LGÉ : Donc vous dites que la situation est un peu moins pire. Est-ce que ça veut dire que vous pourriez retourner au Togo?

M. Nadjombé : Dans mon cas, non, je ne pense pas. Pour moi, les conditions ne sont pas encore réunies. Il doit vraiment y avoir un changement politique clair et net, un changement politique qui pourrait apporter des améliorations, qui accepterait des organisations de défense des droits humains sur le terrain au Togo. À ces conditions-là, avec un président démocratiquement élu, un Parlement élu, on pourrait commencer le processus de retour.

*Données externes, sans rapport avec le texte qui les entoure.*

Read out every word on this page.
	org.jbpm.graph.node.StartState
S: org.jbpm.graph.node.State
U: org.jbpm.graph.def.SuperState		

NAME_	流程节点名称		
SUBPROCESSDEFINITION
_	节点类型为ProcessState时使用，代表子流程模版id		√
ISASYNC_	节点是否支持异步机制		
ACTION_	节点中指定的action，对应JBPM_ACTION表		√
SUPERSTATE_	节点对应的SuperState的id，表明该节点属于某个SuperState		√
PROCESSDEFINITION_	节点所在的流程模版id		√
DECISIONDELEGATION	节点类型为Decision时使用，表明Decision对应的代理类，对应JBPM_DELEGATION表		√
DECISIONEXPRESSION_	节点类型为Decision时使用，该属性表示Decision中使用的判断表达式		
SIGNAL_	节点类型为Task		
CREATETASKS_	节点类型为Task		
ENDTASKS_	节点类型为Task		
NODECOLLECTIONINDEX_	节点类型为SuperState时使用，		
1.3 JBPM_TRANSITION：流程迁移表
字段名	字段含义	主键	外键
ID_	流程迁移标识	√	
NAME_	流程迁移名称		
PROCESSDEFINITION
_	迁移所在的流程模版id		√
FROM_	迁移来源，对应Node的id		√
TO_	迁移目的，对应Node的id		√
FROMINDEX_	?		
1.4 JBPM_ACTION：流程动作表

LGÉ : Dans votre livre, vous vous échappez d’une manière totalement rocambolesque, extravagante, courageuse, on voit les agents du régime qui, sans répit, vous poursuivent… Est-ce qu’ici, même au Canada, vous pouvez être l’objet d’intimidations?

M. Nadjombé : Oui. Le régime a toujours des gens ici qui surveillent nos activités, nos allées et venues. Mais le Canada ne permet pas qu’il y ait une atteinte directe à notre vie, à notre personne physique, mais il y a toujours des manières de se défaire des opposants du régime. On connaît des gens ici qui sont des étudiants permanents. Ce sont des gens qui sont toujours étudiants et qui n’évoluent pas, qui n’avancent pas, et qui trouvent des moyens de vivre et, ces personnes, nous connaissons le travail qu’elles font au Canada.

LGÉ : Des espions?

M. Nadjombé : Oui. On pourrait les appeler des espions, des hommes du régime. Ils sont là, on les connaît. Il y en a à Montréal, à Québec, à Toronto… Partout où il y a des Togolais, il y a de ces personnes-là.

LGÉ : Votre livre n’est pas tendre envers le Danemark et sa politique sur l’immigration, malgré que ce pays a été le premier à vous accueillir…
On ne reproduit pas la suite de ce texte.